Based in what I've seen in other systems (like Apache Kudu) that
support at least 32/64-bit decimal, representing them with a single
integer value is probably the best thing (in terms of computing
performance, consistency with other implementations)

I added you as a contributor on Jira so you can assign yourself issues now

On Thu, Oct 8, 2020 at 2:33 PM Chigarev, Dmitry
<dmitry.chiga...@intel.com> wrote:
>
> Hi everyone, I would like to work on this JIRA ticket:
> https://issues.apache.org/jira/browse/ARROW-9404
> ([C++] Add support for Decimal16, Decimal32 and Decimal64)
>
> This will be my first experience with contributing to Arrow, so I want to ask 
> advice what approach should I use.
> As far as I know, currently, Arrow supports only Decimal128 and its basic and 
> primary implementations located at `cpp/src/arrow/util/basic_decimal.h` and 
> `.../util/decimal.h`. In current implementation 128-bit Decimal represented 
> by two 64-bit integers.

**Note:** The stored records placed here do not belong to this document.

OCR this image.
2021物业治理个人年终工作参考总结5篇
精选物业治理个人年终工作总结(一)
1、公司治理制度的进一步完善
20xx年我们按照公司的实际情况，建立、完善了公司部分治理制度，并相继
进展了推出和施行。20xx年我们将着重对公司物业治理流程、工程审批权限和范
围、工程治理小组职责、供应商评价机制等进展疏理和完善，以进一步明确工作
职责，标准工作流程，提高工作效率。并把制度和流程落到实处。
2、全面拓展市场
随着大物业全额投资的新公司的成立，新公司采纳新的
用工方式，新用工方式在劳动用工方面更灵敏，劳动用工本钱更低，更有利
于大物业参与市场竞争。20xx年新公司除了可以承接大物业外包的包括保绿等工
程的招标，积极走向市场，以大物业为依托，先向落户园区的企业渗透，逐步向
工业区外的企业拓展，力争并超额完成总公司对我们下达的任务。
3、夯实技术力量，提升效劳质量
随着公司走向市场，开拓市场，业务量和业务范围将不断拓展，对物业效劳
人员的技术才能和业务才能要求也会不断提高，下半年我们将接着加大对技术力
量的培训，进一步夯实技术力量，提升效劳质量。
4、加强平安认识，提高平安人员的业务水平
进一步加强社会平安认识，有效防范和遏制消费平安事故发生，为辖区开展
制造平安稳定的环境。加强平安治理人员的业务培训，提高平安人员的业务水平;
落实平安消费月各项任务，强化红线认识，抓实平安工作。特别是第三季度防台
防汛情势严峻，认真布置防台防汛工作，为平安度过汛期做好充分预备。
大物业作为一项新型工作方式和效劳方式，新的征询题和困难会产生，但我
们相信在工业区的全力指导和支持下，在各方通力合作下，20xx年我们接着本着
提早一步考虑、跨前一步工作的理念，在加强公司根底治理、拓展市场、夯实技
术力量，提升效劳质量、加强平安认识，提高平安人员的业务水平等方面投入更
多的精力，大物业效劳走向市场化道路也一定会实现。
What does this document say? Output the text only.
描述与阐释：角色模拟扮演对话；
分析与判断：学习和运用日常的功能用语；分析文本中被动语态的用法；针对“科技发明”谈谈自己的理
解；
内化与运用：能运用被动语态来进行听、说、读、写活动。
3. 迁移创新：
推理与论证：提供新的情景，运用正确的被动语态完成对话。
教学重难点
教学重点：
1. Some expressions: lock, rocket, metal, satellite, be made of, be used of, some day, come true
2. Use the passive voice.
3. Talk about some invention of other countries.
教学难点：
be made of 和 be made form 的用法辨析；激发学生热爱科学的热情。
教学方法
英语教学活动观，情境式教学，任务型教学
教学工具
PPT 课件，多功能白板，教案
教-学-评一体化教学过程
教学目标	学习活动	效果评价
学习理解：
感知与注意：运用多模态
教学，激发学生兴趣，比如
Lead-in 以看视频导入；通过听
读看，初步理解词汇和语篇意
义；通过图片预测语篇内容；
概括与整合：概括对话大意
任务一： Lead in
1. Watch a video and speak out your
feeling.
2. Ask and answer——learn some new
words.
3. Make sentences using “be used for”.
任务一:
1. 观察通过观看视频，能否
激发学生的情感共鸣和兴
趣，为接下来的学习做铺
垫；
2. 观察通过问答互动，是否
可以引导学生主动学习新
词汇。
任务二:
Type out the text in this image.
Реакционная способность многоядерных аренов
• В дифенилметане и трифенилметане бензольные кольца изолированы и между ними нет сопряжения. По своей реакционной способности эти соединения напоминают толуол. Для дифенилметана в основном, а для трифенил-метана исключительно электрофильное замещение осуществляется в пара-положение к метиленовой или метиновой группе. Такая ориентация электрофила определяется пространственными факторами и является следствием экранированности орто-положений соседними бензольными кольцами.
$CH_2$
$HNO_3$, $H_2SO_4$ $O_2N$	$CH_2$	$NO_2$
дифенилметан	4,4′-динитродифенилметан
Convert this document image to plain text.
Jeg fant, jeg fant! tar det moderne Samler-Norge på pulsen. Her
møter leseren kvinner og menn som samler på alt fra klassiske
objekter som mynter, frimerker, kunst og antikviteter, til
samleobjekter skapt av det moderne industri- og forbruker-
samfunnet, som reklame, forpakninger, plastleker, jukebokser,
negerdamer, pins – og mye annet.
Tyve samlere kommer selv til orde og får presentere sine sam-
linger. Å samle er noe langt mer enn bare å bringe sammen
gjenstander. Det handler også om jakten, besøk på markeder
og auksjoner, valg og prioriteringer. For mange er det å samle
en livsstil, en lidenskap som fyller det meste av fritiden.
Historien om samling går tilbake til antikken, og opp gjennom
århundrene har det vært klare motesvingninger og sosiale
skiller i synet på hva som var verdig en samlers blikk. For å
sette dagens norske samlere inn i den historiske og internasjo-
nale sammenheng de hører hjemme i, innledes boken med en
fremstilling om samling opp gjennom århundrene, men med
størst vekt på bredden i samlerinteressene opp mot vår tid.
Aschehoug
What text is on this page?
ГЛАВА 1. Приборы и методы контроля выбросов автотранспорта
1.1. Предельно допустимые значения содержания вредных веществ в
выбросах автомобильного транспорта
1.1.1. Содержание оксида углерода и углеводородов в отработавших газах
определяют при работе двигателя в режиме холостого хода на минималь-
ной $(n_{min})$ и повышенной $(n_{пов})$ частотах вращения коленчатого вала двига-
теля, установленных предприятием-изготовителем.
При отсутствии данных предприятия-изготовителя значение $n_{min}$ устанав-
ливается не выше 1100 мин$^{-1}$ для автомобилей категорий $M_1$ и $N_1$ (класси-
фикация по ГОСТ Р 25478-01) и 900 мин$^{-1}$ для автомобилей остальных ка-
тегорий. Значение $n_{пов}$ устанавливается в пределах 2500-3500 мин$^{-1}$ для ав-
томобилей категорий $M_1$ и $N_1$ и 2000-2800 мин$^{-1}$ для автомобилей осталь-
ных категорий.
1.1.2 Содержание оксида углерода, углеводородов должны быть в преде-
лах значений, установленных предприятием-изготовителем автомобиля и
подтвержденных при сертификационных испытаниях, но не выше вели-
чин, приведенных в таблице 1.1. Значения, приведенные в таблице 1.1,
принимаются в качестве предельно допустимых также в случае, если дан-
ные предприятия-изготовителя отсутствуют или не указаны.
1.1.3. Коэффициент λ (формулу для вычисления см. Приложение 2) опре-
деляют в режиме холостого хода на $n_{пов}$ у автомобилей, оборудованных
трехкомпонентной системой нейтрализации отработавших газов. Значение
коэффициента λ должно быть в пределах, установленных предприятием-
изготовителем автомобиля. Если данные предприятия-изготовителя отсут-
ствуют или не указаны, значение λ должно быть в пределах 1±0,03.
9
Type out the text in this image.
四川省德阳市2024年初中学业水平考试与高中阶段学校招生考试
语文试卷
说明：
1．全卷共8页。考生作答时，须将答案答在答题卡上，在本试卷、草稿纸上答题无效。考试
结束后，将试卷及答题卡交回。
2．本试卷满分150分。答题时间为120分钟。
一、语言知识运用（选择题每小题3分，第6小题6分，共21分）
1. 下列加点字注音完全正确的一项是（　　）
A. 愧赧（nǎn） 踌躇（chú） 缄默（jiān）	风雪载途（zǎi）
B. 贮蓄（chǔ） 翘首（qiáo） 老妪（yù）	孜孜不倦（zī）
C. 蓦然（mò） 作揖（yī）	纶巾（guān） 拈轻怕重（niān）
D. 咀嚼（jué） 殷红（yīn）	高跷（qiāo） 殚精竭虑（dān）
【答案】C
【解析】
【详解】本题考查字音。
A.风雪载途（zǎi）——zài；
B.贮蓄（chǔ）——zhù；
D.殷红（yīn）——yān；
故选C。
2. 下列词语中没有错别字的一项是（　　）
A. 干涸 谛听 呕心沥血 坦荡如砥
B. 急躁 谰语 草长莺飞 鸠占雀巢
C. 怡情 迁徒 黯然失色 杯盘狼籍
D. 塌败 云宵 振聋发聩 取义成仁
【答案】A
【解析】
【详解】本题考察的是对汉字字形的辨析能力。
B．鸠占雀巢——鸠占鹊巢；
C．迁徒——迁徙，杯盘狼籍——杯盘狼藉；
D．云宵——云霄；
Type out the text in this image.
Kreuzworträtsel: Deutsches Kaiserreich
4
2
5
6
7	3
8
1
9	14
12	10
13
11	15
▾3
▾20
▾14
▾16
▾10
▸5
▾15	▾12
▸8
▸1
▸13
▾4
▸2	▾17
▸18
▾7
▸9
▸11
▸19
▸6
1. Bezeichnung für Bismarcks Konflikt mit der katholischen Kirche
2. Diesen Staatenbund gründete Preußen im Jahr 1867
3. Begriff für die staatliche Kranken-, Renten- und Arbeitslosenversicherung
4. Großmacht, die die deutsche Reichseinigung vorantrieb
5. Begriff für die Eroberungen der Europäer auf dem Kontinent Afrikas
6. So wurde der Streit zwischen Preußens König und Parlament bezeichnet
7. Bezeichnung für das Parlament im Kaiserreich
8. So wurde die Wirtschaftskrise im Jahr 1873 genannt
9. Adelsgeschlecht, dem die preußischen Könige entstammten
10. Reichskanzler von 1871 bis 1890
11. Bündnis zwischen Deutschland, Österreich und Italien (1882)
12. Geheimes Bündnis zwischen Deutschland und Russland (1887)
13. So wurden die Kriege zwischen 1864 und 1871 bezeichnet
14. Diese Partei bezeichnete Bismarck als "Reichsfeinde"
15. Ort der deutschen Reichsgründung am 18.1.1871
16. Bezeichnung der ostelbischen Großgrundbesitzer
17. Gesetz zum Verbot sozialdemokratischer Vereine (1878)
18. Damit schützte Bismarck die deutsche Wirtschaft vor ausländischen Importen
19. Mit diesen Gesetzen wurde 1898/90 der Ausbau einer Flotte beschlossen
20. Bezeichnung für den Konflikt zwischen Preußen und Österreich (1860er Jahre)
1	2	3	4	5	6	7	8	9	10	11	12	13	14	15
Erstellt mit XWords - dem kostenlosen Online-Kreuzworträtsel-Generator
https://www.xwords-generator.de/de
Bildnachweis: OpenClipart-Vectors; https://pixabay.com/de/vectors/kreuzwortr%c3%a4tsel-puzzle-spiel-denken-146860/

So there are several approaches that can be applied:
>
> 1. From current BasicDecimal128 class make a template class 
> BasicDecimal<bit_width>, whose `low` and `high` variable types will be 
> dependent on `bit_width` template parameter, implementation of methods also 
> will be rewritten to depend on `bit_width`. As the result, we will have 
> classes that work with `bit_width / 2`-bit integers.
> The disadvantage of this approach is that even when we can fit our decimal in 
> a single int value, we will still be splitting it into two variables and have 
> to do that unnecessary extra logic of handling these two variables. But all 
> Decimals will be the instances of one template class and will be consistent 
> with each other.
>
> 2. Implement new template class BasicDecimal<bit_width> and 
> Decimal<bit_width> which will work only for bit_width <= 64 (where we can 
> represent our decimal with a single `int##bit_width##_t` variable), and also 
> reimplement all methods of Decimals in this new class.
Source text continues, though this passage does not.